Others in my family had different responses to my newfound belief in Yeshua. My dad said nothing, but he often said nothing. My mom responded with a quip about Catholicism commenting, “At least I hope you’re not a Catholic!”—presumably thinking that Catholicism was like the sun, whereas other varieties of Christianity were merely planets. It was really her way of saying, “I hope you don’t go all the way with this.”

However, “this” was, in my mind, a completely Jewish option; if Yeshua was the Messiah, then all Jews should choose to follow him. But my family didn’t see it that way. Most of them remain firmly secular, avoiding the topic altogether. Although one cousin did weigh in with: “Religion is your thing, like finances are my thing.” I thought that was an interesting take: religious faith is on the same level with investing, stamp collecting, and bowling on Saturdays. Whatever you like.

When Jews come to faith in their Messiah, they are honoring their ancestors.

Even though it would probably make my grandfather—and the rabbi at Temple Emanu-El, where I went to Hebrew school—plotz to say this… when Jews come to faith in Yeshua as their Messiah, they are actually honoring their ancestors.

Many of my forebears came from Romania and Russia. Generations back, they were observant, Orthodox Jews (before it was known as Orthodox Judaism). I’m told that my grandfather’s parents were strongly observant, and the pictures I’ve seen of them lend credence to that.

Among the religious Jews of Eastern Europe, what was one of their great hopes at that time? Not that their son would become a lawyer or doctor—not in the shtetls! Their greatest hope was that the Messiah would come, maybe in their lifetime, maybe at some Passover (announced by the appearance of Elijah). Or maybe some child in that very generation would prove to be the Messiah, the great Redeemer of Israel.

What if, somehow, they had discovered that Jesus was—against all their prior expectations—that promised Messiah? After all, we have accounts of Jews of the 18th or 19th centuries, deeply religious at that, who came to faith in Yeshua. There is even the autobiography of a 20th-century rabbi who came to believe but kept his faith a secret, continuing to serve as a rabbi for many more years.3

I have no idea if any of my ancestors came to that faith in Messiah, but since the very idea of a Messiah is one ingrained in us since the days of the Tanakh, I must conclude that if Jesus is that Messiah, then believing in him honors the hopes and faith of my forefathers and foremothers.

Discovering and living out the fulfillment of their hopes gives them true kavod.

If I had become a gangster, for example (as some American Jews famously did in the early 20th century), that would not have honored them. If I had thought to myself, “Those were just old superstitions, but today we know better,” or “There is no Messiah!” that would not have honored them. But discovering and living out the fulfillment of their hopes? That gives them true kavod, the Hebrew word for “honor.”

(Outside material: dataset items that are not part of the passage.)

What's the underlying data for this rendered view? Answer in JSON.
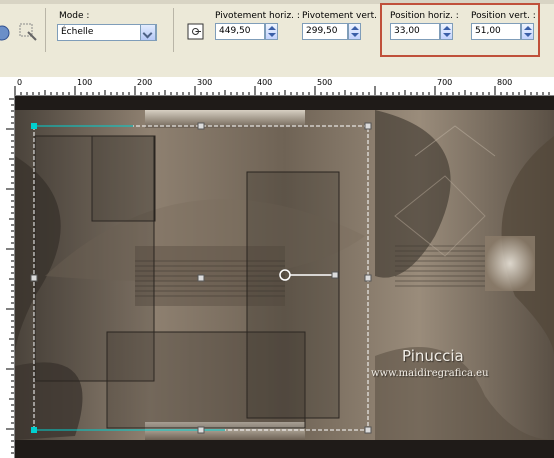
{
  "toolbar": {
    "mode": {
      "label": "Mode :",
      "value": "Échelle"
    },
    "pivot_h": {
      "label": "Pivotement horiz. :",
      "value": "449,50"
    },
    "pivot_v": {
      "label": "Pivotement vert. :",
      "value": "299,50"
    },
    "pos_h": {
      "label": "Position horiz. :",
      "value": "33,00"
    },
    "pos_v": {
      "label": "Position vert. :",
      "value": "51,00"
    }
  },
  "ruler": {
    "ticks": [
      "0",
      "100",
      "200",
      "300",
      "400",
      "500",
      "600",
      "700",
      "800"
    ]
  },
  "watermark": {
    "name": "Pinuccia",
    "url": "www.maidiregrafica.eu"
  },
  "colors": {
    "highlight": "#c0503a",
    "handle_accent": "#00d0d0"
  }
}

I know that my grandfather didn’t plotz when he heard about my faith. He wasn’t happy, but he certainly didn’t keel over. Nor did the rabbi at my campus Hillel, as I argued together with him for the better part of a school year.

I don’t know where my grandfather ultimately came down on the issue of Yeshua. He and I did visit a messianic Jewish gathering in Miami near the end of his life. He was adamant that Jesus wasn’t the Messiah, but he seemed, in the end, to think it all harmless.

But if he did come to embrace faith in Yeshua, I know that if he thought of me, it would have been a day when he would not have plotzed. I hope that he would have felt honored—given kavod, respected—because then he would know that my faith was one that upheld the Jewish hopes of redemption, and a future Redeemer.

Endnotes

1.  Plotz: to fall or keel over from surprise or astonishment.

2. Kashrut: the laws of kosher food. Tefillin: phylacteries.

3. George Benedict, Christ Finds a Rabbi: An Autobiography (Philadelphia: Westbrook Publishing Company, 1945).